En ese sentido, no deja de ser un acuerdo peculiar: ha limitado los daños de lo que no deja de ser un costosísimo divorcio. Para empezar, se trata de una negociación comercial que, en lugar de liberar el comercio, tiene por objetivo restringirlo. La gran noticia es que no se impondrán aranceles ni cuotas en los intercambios, con lo cual, el Reino Unido queda todavía muy vinculado al Mercado Único. Sin embargo, ahora tendrán que hacerse trámites aduaneros y de inspección en las fronteras que, sin duda, aumentarán los costos de transacción para todos en tiempo y papeleo.

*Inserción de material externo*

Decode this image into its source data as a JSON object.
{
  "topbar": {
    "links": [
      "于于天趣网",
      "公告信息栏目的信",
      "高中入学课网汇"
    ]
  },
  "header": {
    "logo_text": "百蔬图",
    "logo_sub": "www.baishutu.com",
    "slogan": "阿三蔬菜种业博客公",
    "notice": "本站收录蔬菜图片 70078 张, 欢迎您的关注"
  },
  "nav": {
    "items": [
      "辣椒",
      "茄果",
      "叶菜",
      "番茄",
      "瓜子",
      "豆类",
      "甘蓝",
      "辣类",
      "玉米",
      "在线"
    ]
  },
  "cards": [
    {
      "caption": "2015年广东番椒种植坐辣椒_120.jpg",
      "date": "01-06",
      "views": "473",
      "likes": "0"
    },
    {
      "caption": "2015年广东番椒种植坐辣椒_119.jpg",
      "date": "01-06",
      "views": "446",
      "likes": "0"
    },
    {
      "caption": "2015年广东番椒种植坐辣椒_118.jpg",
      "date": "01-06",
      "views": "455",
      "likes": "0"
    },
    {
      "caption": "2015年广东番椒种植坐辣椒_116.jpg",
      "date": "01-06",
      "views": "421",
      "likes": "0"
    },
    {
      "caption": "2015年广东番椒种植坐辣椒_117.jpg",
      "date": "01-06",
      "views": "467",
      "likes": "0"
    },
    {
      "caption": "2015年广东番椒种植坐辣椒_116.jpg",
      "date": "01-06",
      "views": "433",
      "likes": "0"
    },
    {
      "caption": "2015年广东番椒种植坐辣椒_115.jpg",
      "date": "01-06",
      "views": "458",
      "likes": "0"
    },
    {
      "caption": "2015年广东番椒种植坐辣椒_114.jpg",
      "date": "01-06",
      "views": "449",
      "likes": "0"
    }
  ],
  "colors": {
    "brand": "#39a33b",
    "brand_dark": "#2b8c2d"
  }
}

Otro rasgo interesante es que, lejos de dejar el próximo régimen establecido, lo que se ha definido es la modalidad de innumerables negociaciones futuras. Por ejemplo, el acuerdo dice poco acerca de los servicios, componente esencial de la economía británica y de sus exportaciones a la UE. En esta área, la propia UE no ha logrado una integración plena y presenta un mercado fragmentado, pero por lo menos, tiene un sistema estable que no se va a reproducir a cabalidad con el Reino Unido. El acuerdo estipula que se irá viendo caso por caso, país por país. En el asunto del alineamiento regulatorio (level playing field), el Reino Unido gana algo que revestía una importancia simbólica considerable: no tener que sujetarse a la jurisdicción de la Corte Europea de Justicia ni seguir las reglas de la UE. Pero el precio a pagar por esta autonomía es que las empresas británicas ya no pueden asumir que la aprobación de sus productos por los reguladores de su país será aceptada automáticamente en la UE; será caso por caso. En el sector de la pesca, se ha decidido crear un periodo de transición de 6 años para que los europeos puedan seguir faenando en aguas británicas como hasta ahora, pero estas ya son muy soberanas y en 5 años tendrán que volver a negociarse los términos y condiciones. Así pues, hacia adelante, queda mucho por aclarar y el jaloneo continuará por años, aunque ya no estará en juego la relación completa entre las partes.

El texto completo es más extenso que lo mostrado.